Riot police defend a Mosque in Sunderland as Far-right activists hold an Enough is Enough protest ion August 02, 2024.Riot police defend a Mosque in Sunderland as Far-right activists hold an Enough is Enough protest ion August 02, 2024.

A Tory peer said there’s been a deliberate “poisoning of public discourse against Muslims” in recent years.

Sayeeda Warsi, a former Tory chair who was the first Muslim to serve as a British cabinet minister, was discussing the wave of violent unrest which has hit the UK in the last week.

Far-right extremists have been targeting mosques and asylum seekers in a wave of backlash against migration levels.

She told ITV’s Good Morning Britain that this was caused by carefully cultivated anti-Muslim sentiment.

“This is deliberate,” Warsi said. “This has been done over a period of time, and what we’re seeing now on the streets, is the outcome of that.

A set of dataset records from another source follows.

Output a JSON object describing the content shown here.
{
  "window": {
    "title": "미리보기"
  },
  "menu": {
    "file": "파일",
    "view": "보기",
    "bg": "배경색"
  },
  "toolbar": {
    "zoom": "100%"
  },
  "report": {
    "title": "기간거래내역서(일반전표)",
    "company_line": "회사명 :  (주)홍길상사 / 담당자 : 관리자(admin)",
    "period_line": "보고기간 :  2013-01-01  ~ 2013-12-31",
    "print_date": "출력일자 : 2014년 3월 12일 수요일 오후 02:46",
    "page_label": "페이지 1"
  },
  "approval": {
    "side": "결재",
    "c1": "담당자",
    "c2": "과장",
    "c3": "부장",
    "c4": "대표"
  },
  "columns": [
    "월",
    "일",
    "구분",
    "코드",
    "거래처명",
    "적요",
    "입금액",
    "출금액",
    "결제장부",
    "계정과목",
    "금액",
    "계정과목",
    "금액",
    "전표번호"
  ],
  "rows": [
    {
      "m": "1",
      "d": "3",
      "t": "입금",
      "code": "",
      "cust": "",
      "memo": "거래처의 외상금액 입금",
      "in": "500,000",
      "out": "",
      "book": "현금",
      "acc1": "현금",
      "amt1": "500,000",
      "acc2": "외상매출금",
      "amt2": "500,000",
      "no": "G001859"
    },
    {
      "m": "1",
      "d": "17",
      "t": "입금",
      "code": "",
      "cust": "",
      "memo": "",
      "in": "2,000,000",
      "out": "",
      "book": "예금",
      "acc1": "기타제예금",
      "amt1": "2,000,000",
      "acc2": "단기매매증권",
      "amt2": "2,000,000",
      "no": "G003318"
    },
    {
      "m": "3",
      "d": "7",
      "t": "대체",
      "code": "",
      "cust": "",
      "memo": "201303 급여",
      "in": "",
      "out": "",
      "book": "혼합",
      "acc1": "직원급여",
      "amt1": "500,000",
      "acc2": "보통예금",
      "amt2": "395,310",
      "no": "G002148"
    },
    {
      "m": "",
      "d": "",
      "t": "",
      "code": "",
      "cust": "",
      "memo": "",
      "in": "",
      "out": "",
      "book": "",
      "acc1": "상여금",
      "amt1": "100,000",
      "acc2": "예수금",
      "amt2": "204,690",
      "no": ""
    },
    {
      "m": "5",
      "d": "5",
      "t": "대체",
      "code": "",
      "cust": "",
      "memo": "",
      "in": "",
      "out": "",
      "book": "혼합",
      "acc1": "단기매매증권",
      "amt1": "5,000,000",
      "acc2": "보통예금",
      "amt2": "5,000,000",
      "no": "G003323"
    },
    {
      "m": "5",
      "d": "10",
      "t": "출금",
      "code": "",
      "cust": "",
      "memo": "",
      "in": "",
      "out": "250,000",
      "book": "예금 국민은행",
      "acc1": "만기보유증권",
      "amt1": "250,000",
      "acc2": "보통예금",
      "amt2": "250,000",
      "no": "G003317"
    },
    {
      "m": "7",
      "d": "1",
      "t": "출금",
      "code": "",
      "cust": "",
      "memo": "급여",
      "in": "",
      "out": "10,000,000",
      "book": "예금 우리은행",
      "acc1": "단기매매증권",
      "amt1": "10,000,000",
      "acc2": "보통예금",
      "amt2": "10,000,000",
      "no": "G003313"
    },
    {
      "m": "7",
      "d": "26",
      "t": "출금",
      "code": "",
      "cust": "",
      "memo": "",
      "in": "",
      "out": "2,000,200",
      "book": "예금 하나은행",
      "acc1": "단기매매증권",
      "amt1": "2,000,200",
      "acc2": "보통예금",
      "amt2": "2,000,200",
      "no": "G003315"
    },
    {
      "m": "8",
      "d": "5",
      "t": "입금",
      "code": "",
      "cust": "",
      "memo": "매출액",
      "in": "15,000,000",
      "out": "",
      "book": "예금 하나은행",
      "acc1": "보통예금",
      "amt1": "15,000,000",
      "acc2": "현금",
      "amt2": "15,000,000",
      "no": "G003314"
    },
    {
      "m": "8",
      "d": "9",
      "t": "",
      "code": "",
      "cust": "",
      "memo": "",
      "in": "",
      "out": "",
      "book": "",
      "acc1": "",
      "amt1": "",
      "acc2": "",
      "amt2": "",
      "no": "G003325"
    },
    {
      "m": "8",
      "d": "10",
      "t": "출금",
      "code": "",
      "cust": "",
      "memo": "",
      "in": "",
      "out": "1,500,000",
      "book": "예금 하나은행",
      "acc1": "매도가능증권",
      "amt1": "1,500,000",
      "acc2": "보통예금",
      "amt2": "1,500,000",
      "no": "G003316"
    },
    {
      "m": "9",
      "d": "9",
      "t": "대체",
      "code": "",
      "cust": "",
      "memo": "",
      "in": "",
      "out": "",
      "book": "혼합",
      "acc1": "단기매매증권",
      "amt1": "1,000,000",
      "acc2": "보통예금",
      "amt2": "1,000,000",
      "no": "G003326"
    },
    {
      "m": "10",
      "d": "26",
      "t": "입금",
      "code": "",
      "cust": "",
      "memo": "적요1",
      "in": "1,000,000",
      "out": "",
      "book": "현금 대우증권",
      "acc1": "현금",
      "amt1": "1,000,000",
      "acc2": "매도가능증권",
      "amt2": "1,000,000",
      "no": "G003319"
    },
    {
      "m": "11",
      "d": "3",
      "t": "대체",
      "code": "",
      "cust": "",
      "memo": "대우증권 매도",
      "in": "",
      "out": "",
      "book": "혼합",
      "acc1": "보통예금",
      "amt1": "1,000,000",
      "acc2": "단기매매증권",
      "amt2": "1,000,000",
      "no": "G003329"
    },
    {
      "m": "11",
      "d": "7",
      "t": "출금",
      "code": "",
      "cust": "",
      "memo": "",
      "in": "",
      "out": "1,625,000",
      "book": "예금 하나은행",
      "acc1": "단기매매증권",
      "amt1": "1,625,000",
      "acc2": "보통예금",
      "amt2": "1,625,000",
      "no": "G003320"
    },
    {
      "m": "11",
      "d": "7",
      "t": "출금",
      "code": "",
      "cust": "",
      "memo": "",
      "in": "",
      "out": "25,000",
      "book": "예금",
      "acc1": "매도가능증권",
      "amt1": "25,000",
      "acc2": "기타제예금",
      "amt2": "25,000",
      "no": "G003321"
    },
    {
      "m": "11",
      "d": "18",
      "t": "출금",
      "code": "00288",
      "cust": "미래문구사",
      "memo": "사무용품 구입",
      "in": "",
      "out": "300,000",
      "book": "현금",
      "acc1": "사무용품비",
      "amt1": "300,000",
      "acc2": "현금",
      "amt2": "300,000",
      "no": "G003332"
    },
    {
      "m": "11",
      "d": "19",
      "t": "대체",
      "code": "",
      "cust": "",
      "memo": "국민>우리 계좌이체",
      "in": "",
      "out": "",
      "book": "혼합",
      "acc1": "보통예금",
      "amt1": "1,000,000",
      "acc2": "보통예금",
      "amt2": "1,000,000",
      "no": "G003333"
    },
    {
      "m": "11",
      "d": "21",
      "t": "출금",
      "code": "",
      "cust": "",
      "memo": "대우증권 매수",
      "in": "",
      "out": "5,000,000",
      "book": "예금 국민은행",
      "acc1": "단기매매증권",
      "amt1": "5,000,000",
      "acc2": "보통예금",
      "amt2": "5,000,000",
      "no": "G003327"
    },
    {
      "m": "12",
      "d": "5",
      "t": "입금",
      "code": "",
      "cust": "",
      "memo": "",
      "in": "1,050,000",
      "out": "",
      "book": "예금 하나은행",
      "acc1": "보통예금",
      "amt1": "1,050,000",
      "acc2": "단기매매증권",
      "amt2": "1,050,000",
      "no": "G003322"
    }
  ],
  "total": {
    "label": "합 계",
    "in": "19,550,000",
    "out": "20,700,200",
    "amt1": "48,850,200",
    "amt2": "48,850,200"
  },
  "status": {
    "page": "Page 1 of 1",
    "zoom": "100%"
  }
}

“So when the government responds to this, they absolutely have to be brave enough to say, ‘where has this really come from? Who has been feeding this beast? Who has created the racist rhetoric? Who is poisoning the public discourse?’”

When posting her comments on social media, Warsi added: “The poisoning of the public discourse on migrants and refugees has been consistent and deliberate.

“An anti-Muslim agenda has been pursued by some in politics, the media and some think tanks and we have to be brave enough to call it out.

“They have created the climate that we now see play out in our towns and cities and they are as much to blame as the thugs on the street.”

Her comments come after years of the Conservatives vowing to “stop the boats” and condemning asylum seekers arriving in the UK by so-called illegal means (the English Channel).

Members of the Muslim community have been withdrawing from their normal everyday lives since the riots began.

As former Yorkshire cricketer, Azeem Rafiq, told BBC Newsnight, it has been “terrifying” and “the anxieties are very high”.

He said: ’It’s quite sickening to see graves being vandalised now, I think everyone is just being very worried for each other, just trying to make sure everyone’s in communication, make sure if someone goes out everyone knows where they are and no-one’s out alone.”

He added that “without a doubt” people were changing their normal lifestyles out of fear of the rioters.

He explained that he did not even take his son to the mosque on Friday, and did not let his wife go without him to the petrol station.

Rafiq recalled how he had to leave the country because of death threats, after he accused the Yorkshire cricket club of racism and bullying back in 2020.

“Coincidentally I’m back here while this is going on and I haven’t slept for the last few nights, I’m trying to make sure I’m safeguarding my family as much as possible,” Rafiq said.

He said he was in communication with his community, to make sure there is no reaction.

Rafiq added: “When you speak to those who have gone before us, they just say this is what it was like in the 70s and 80s.”

He pointed to the attacks on mosques, the burning of hotels housing asylum seekers and “Black and Brown people being attacked just being Black and Brown”.

He said this makes you question “whether you’re accepted”.